第31話 聖剣の勇者?イントロ編


 ルークたちはアカネの固有領域の中で昼食タイムへと移っていた。

 それぞれが自分の分を食べ終わる頃、ルークがアカネに顔を向ける。


「んで、アカネ」

「はい?」

「街ん中で後回しにしてた“聖剣の勇者”ってのについて聞きたいんだけど」

「あぁ~……」

「え?どういう意味ですか?」


 セレスティアはアカネが聖剣の主として指名手配されている事を知らないので、ルークの質問の意味が分かっていない。


「こいつ、街中の手配書に出ててさ。そこに聖剣の勇者って書かれてたんだよ」

「えぇ!?」


 なんでそんな事になったのか……。

 その理由がアカネの口から説明される。


「拙が故郷を出た理由は話してましたよね?」

「魔剣の主を探しにだろ?」

「はいです。その旅はどんどんと西に進み、ついには聖剣の生まれた国と呼ばれるこのブリテンに辿り着きました」

「道中の国々でよく魔族だってバレませんでしたね……」

「まぁ、そこはこの眼鏡のおかげですな。認識変換の魔術がかかっておりますので、角などの魔族的要素をカットしております」


 当然、見た目だけ変えて人間の国を自由に移動できるはずがない。

 各国の要所には魔術探知の法術がかかっているので、魔術を使っていればすぐに魔族だとバレて捕縛される。

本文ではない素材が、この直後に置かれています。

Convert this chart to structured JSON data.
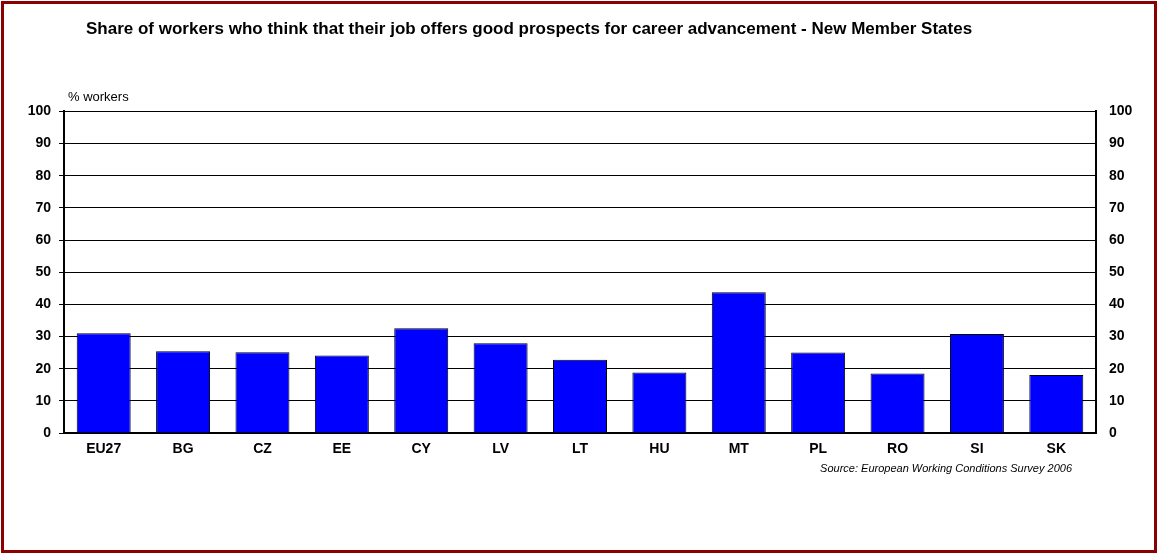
{
  "chart_data": {
    "type": "bar",
    "title": "Share of workers who think that their job offers good prospects for career advancement - New Member States",
    "ylabel": "% workers",
    "categories": [
      "EU27",
      "BG",
      "CZ",
      "EE",
      "CY",
      "LV",
      "LT",
      "HU",
      "MT",
      "PL",
      "RO",
      "SI",
      "SK"
    ],
    "values": [
      31.0,
      25.4,
      25.1,
      24.1,
      32.6,
      27.9,
      22.8,
      18.8,
      43.8,
      25.0,
      18.5,
      30.8,
      18.0
    ],
    "color": "#0000ff",
    "ylim": [
      0,
      100
    ],
    "yticks": [
      0,
      10,
      20,
      30,
      40,
      50,
      60,
      70,
      80,
      90,
      100
    ],
    "y2lim": [
      0,
      100
    ],
    "y2ticks": [
      0,
      10,
      20,
      30,
      40,
      50,
      60,
      70,
      80,
      90,
      100
    ],
    "grid": "y",
    "legend": false,
    "annotations": [
      "Source: European Working Conditions Survey 2006"
    ]
  }
}
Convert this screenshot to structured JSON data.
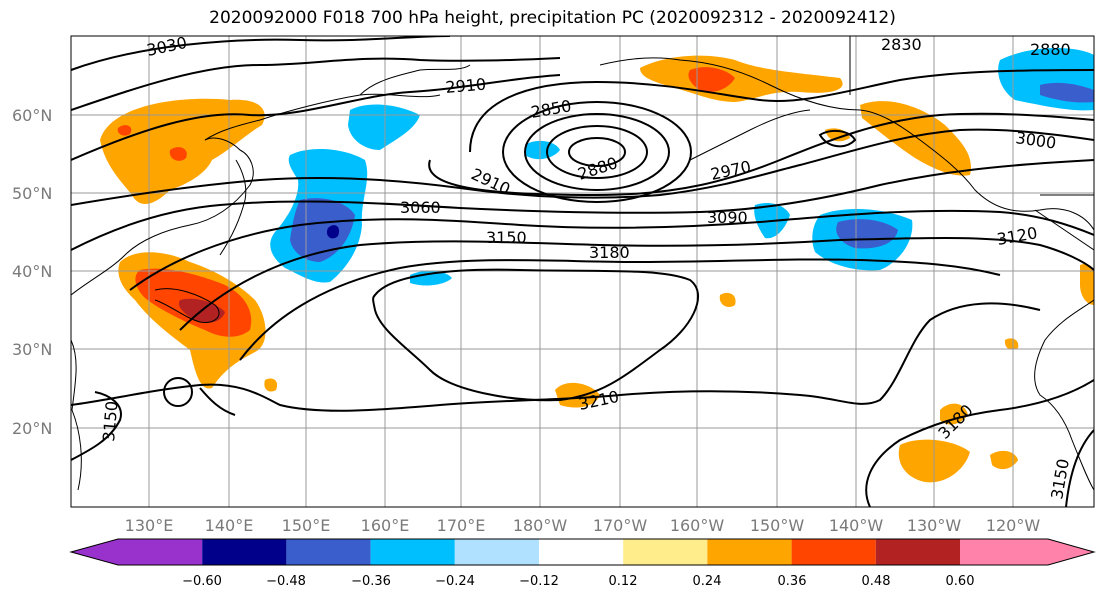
{
  "title": "2020092000 F018 700 hPa height, precipitation PC (2020092312 - 2020092412)",
  "lat_labels": [
    "60°N",
    "50°N",
    "40°N",
    "30°N",
    "20°N"
  ],
  "lon_labels": [
    "130°E",
    "140°E",
    "150°E",
    "160°E",
    "170°E",
    "180°W",
    "170°W",
    "160°W",
    "150°W",
    "140°W",
    "130°W",
    "120°W"
  ],
  "contour_labels": [
    "3030",
    "2910",
    "2850",
    "2880",
    "2910",
    "2970",
    "3060",
    "3090",
    "3150",
    "3180",
    "3210",
    "3150",
    "3000",
    "3120",
    "2830",
    "2880",
    "3180",
    "3150"
  ],
  "colorbar": {
    "tick_labels": [
      "−0.60",
      "−0.48",
      "−0.36",
      "−0.24",
      "−0.12",
      "0.12",
      "0.24",
      "0.36",
      "0.48",
      "0.60"
    ],
    "colors": [
      "#9932cc",
      "#00008b",
      "#3a5fcd",
      "#00bfff",
      "#b0e2ff",
      "#ffffff",
      "#ffec8b",
      "#ffa500",
      "#ff4500",
      "#b22222",
      "#ff82ab"
    ]
  },
  "shading_colors": {
    "neg_light": "#00bfff",
    "neg_mid": "#3a5fcd",
    "neg_dark": "#00008b",
    "pos_light": "#ffa500",
    "pos_mid": "#ff4500",
    "pos_dark": "#b22222",
    "pos_faint": "#ffec8b"
  }
}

 だが、アカネはそんな事がまるでなかったかのように話を進めた。


「ブリテンまで来てもまだ西へ勧むようお導きがあったので、拙はそこでウィーカ様にお願いを申し出たのです」

「お願い?」

「はいです。一目でいいから本物の聖剣を見てみたいと」


 目を輝かせているアカネにルークとセレスティアはお互いの顔を見る。

 どちらも不思議そうに眉をひそめていた。


「なぁ、セレスティア」

「はい」

「セレスティアも魔剣を一度は見てみたいって思ったことあるのか?」

「ありませんよ……。魔剣と言えば、禍々しく、邪悪で、触れるだけで精神を病むと伝えられているくらいですし」

「斯様に伝わっておるのか……。何とも忌々しいのぅ」

「わわ、私が伝えてたわけじゃないですからね!?」


 急にウィーカの方から黒い気配を感じて、セレスティアは跳び退く。

 それを見て、リインフォースがウィーカを指さした。


「アハハハハ!その通りじゃない!堕落のウィーカ!」

「うるさいぞ!寄生虫!」

「「あぁん!?」」


 そんな二人のいつものやり取りが始まったので、ルークが二人の身体に触れる。

 すると、二人の身体が光と闇の粒子に変わって消えた。


「これでちょっとはマシになるだろ」


 聖剣も魔剣も主従の契りは既に完了している。

 その事をアカネから聞いたおかげで、ルークは聖剣の宝珠化と二人がうるさい時に顕現体をそれぞれの宝珠に強制帰還させることが出来るようになったのだ。

 この時ばかりはリインフォースもウィーカも「余計な事を……」と同じようにアカネを睨みつけていた。